Confession of a divine proportion maniac. My name is Allen Patten and for many years I was a divine proportion addict. Long after my friends and family tired of my obsession with this spiral I would hide in my darkened room by myself unable to get enough of it into my system. Often, I didn’t want to leave for work or socialize with others; so intoxicated on the elixir was I. I can share with you now how I kicked the habit and found true freedom. No more Satanic looking pentagrams scrawled in my note books.
Nope, it wasn’t Jesus, not drugs or alcohol, not meditation, it was dilation. Yes friends dilation is my new fangled, sure fire cure for everything! Dilation is my intoxicant of choice these days and it can be yours too… comes in several convenient sizes… all for the low low price… if you act now…

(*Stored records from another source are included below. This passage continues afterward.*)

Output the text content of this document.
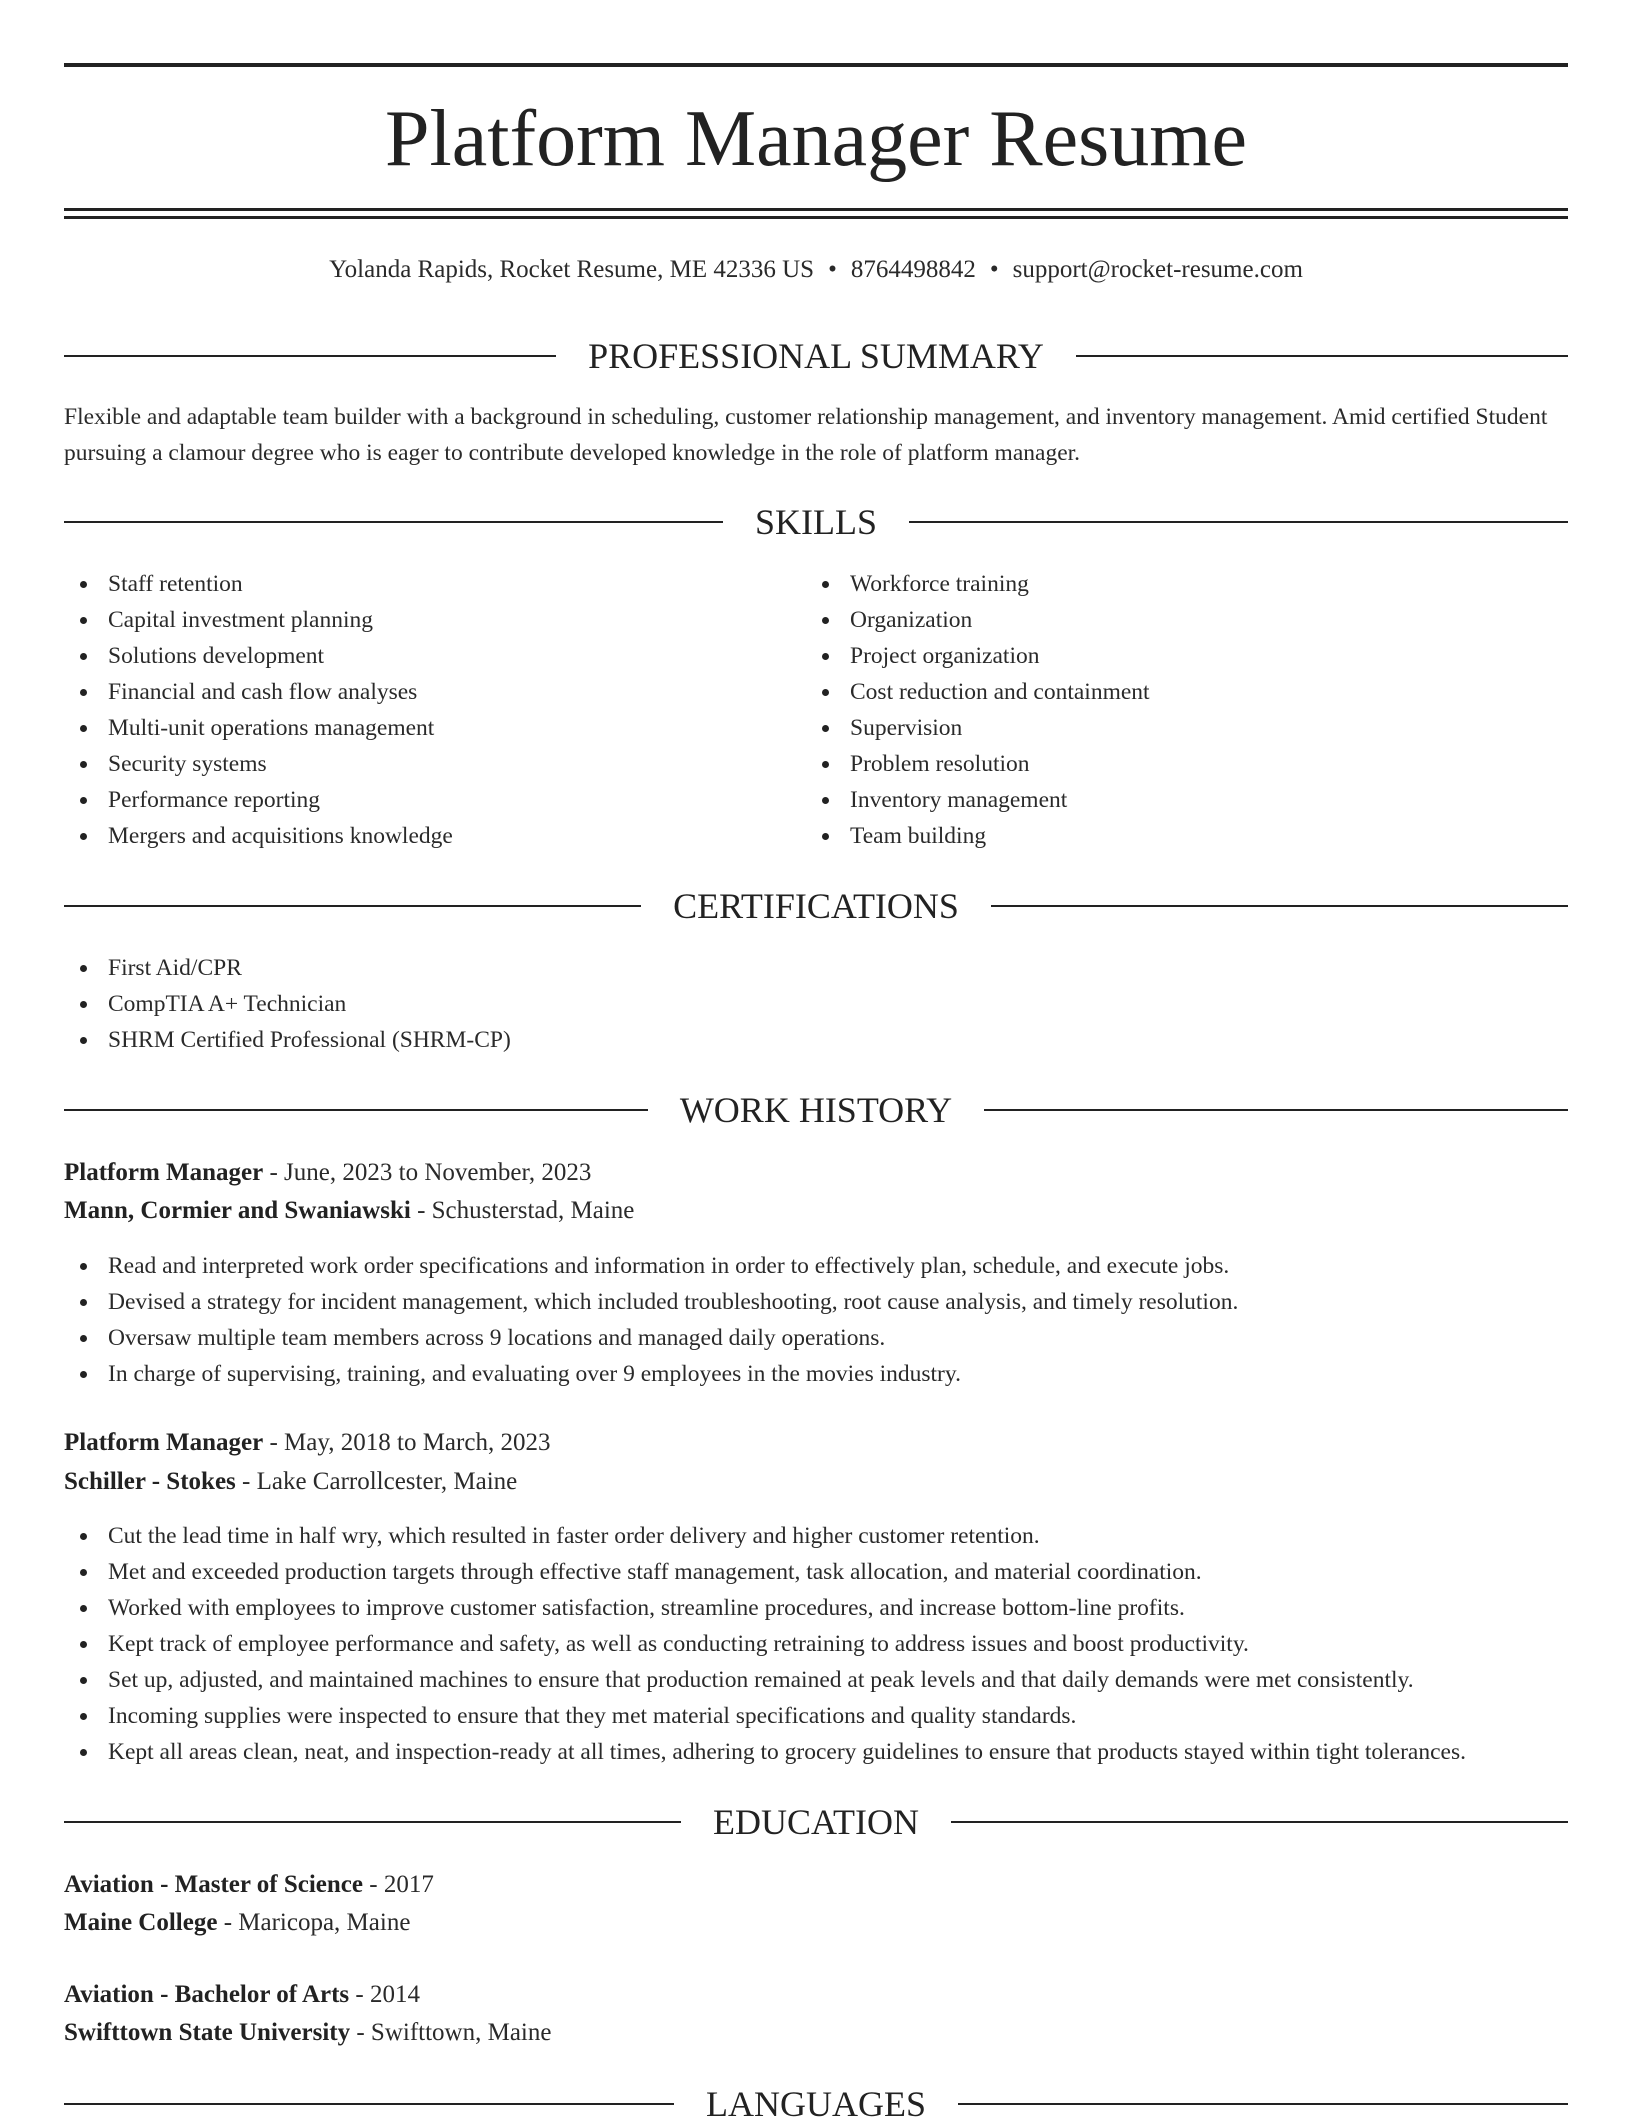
Platform Manager Resume
Yolanda Rapids, Rocket Resume, ME 42336 US • 8764498842 • support@rocket-resume.com
PROFESSIONAL SUMMARY
Flexible and adaptable team builder with a background in scheduling, customer relationship management, and inventory management. Amid certified Student pursuing a clamour degree who is eager to contribute developed knowledge in the role of platform manager.
SKILLS
Staff retention
Capital investment planning
Solutions development
Financial and cash flow analyses
Multi-unit operations management
Security systems
Performance reporting
Mergers and acquisitions knowledge
Workforce training
Organization
Project organization
Cost reduction and containment
Supervision
Problem resolution
Inventory management
Team building
CERTIFICATIONS
First Aid/CPR
CompTIA A+ Technician
SHRM Certified Professional (SHRM-CP)
WORK HISTORY
Platform Manager - June, 2023 to November, 2023
Mann, Cormier and Swaniawski - Schusterstad, Maine
Read and interpreted work order specifications and information in order to effectively plan, schedule, and execute jobs.
Devised a strategy for incident management, which included troubleshooting, root cause analysis, and timely resolution.
Oversaw multiple team members across 9 locations and managed daily operations.
In charge of supervising, training, and evaluating over 9 employees in the movies industry.
Platform Manager - May, 2018 to March, 2023
Schiller - Stokes - Lake Carrollcester, Maine
Cut the lead time in half wry, which resulted in faster order delivery and higher customer retention.
Met and exceeded production targets through effective staff management, task allocation, and material coordination.
Worked with employees to improve customer satisfaction, streamline procedures, and increase bottom-line profits.
Kept track of employee performance and safety, as well as conducting retraining to address issues and boost productivity.
Set up, adjusted, and maintained machines to ensure that production remained at peak levels and that daily demands were met consistently.
Incoming supplies were inspected to ensure that they met material specifications and quality standards.
Kept all areas clean, neat, and inspection-ready at all times, adhering to grocery guidelines to ensure that products stayed within tight tolerances.
EDUCATION
Aviation - Master of Science - 2017
Maine College - Maricopa, Maine
Aviation - Bachelor of Arts - 2014
Swifttown State University - Swifttown, Maine
LANGUAGES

Well, after many years of divine proportioning everything, this is what I came up with. The difference between a gravity ratio of 1 to 1.5 and phi’s ratio of 1 to 1:618 is, .118, a bit more than we are allowed of alcohol while driving. I’m guessing this figure represents the amount of additional energy living organisms need to over come gravity and wiggle about or grow a stem to put up sun harvesting leaves. It is similarly thought by many that any amount of alcohol above .08 will cause one to escape the gravity of social constraint. Just guessing is all.
Problematically, I thought all spirals looked fairly well beautiful, not just our “golden” one. The divinely favoured one’s beauty seemed to be emanating more from other people than my own experience and searching for an ugly spiral proved fruitless. Another concern regarding “good design” and Phi is that designers who never employ the divine strategy still achieve “good” results.
The usual explanation of divine proportion is this:
Given a rectangle of a certain proportion, adding a square on it’s long side will create another larger rectangle of the same proportion. Projecting a curved line through the center of these added squares will describe a spiral of given proportion. Illustrated below.
Here is an interesting thing. We could see and say just as easily of the same illustration that grid squares flow down hill along a spiral. Like water down a drain. And just as easily, because the ratio of 1: 1.618 is irrational, realize that our squares will continue shrinking down the drain like those traces in a particle diagram, until the little dears disappear from sight altogether; eventually arriving on infinity’s door step, no heavier than a butterfly sneeze, at exactly the same place as Euclid’s imaginary wee little nippers live.
I like to imagine Euclid meeting each one at Infinity Station with a tiny pair of jack boots.